On April 17, 2014, the FDA approved ofatumumab (Arzerra® Injection, for intravenous infusion; made by GlaxoSmithKline) in combination with chlorambucil, for the treatment of previously untreated patients with chronic lymphocytic leukemia (CLL) for whom fludarabine-based therapy is considered inappropriate.
The approval was based on the results of a multicenter randomized open-label trial that compared ofatumumab in combination with chlorambucil to single-agent chlorambucil. The trial enrolled 447 patients for whom fludarabine-based therapy was considered to be inappropriate by the investigator for reasons that included advanced age or presence of comorbidities. In the overall trial population, the median age was 69 years (35 to 92 years). Seventy-two percent of patients had two or more comorbidities, and 48 percent had a creatinine clearance of less than 70 mL/min. Patients received ofatumumab as an intravenous infusion according to the following schedule: 300 mg administered on day 1 of the first cycle, 1000 mg administered on day 8 of the first cycle, and 1000 mg administered on day 1 of all subsequent 28-day cycles. In both arms, chlorambucil was given at a dose of 10 mg/m2 orally on days 1 to 7 every 28 days. Prior to each infusion of ofatumumab, patients received premedication with acetaminophen, an antihistamine, and a glucocorticoid.
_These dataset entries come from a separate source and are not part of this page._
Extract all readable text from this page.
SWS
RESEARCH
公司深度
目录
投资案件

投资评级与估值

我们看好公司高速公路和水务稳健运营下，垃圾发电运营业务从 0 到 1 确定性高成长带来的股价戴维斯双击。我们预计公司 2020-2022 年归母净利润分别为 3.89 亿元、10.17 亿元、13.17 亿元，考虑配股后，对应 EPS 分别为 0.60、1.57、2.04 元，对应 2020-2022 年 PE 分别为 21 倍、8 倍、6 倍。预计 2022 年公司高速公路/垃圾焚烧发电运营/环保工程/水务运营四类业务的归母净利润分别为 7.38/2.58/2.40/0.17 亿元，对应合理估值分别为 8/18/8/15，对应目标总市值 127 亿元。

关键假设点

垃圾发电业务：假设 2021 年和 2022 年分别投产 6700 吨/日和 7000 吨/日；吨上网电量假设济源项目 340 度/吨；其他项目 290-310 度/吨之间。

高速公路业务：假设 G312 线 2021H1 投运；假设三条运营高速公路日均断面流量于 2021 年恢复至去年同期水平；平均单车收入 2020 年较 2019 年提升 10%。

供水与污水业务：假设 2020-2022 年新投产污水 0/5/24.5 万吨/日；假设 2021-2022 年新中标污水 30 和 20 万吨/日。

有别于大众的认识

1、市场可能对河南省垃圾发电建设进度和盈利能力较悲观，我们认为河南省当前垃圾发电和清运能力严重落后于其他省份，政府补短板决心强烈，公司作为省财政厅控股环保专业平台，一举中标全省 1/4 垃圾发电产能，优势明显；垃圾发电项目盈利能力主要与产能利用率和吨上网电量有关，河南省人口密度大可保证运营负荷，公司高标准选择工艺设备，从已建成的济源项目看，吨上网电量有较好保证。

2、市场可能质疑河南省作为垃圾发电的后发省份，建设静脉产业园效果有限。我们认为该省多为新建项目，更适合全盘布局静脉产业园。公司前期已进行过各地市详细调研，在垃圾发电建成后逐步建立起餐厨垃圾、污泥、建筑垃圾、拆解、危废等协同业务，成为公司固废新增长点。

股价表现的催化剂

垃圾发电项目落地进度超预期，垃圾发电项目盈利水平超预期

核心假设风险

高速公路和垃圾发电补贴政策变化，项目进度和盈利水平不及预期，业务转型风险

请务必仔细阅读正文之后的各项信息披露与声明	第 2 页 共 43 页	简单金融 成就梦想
The primary endpoint of the trial was progression free survival (PFS), as assessed by a blinded Independent Review Committee (IRC). Median PFS was 22.4 months (95 percent CI: 19.0, 25.2 months) for patients who received ofatumumab in combination with chlorambucil, compared with 13.1 months (95 percent CI: 10.6, 13.8 months) for patients who received single-agent chlorambucil [hazard ratio 0.57 (95 percent CI: 0.45, 0.72), stratified log-rank p-value <0.001].
The most common adverse reactions (at least 5 percent) with ofatumumab in combination with chlorambucil were infusion reactions, neutropenia, asthenia, headache, leukopenia, herpes simplex viral infection, lower respiratory tract infection, joint pain, and upper abdominal pain. Overall, 67 percent of patients who received ofatumumab experienced one or more symptoms of infusion reaction. Ten percent of patients experienced a grade 3 or greater infusion reaction.
The results of this randomized trial were adequate to fulfill the postmarketing requirement for GlaxoSmithKline to verify the clinical benefit of ofatumumab and, therefore, the approval of ofatumumab was converted from accelerated approval to regular approval.
The recommended dose and schedule for the approved regimen for ofatumumab in previously untreated CLL is:
- 300 mg on Day 1 followed 1 week later by 1,000 mg on Day 8 (Cycle 1) followed by
- 1,000 mg on Day 1 of subsequent 28 day cycles for a minimum of 3 cycles until best response or a maximum of 12 cycles.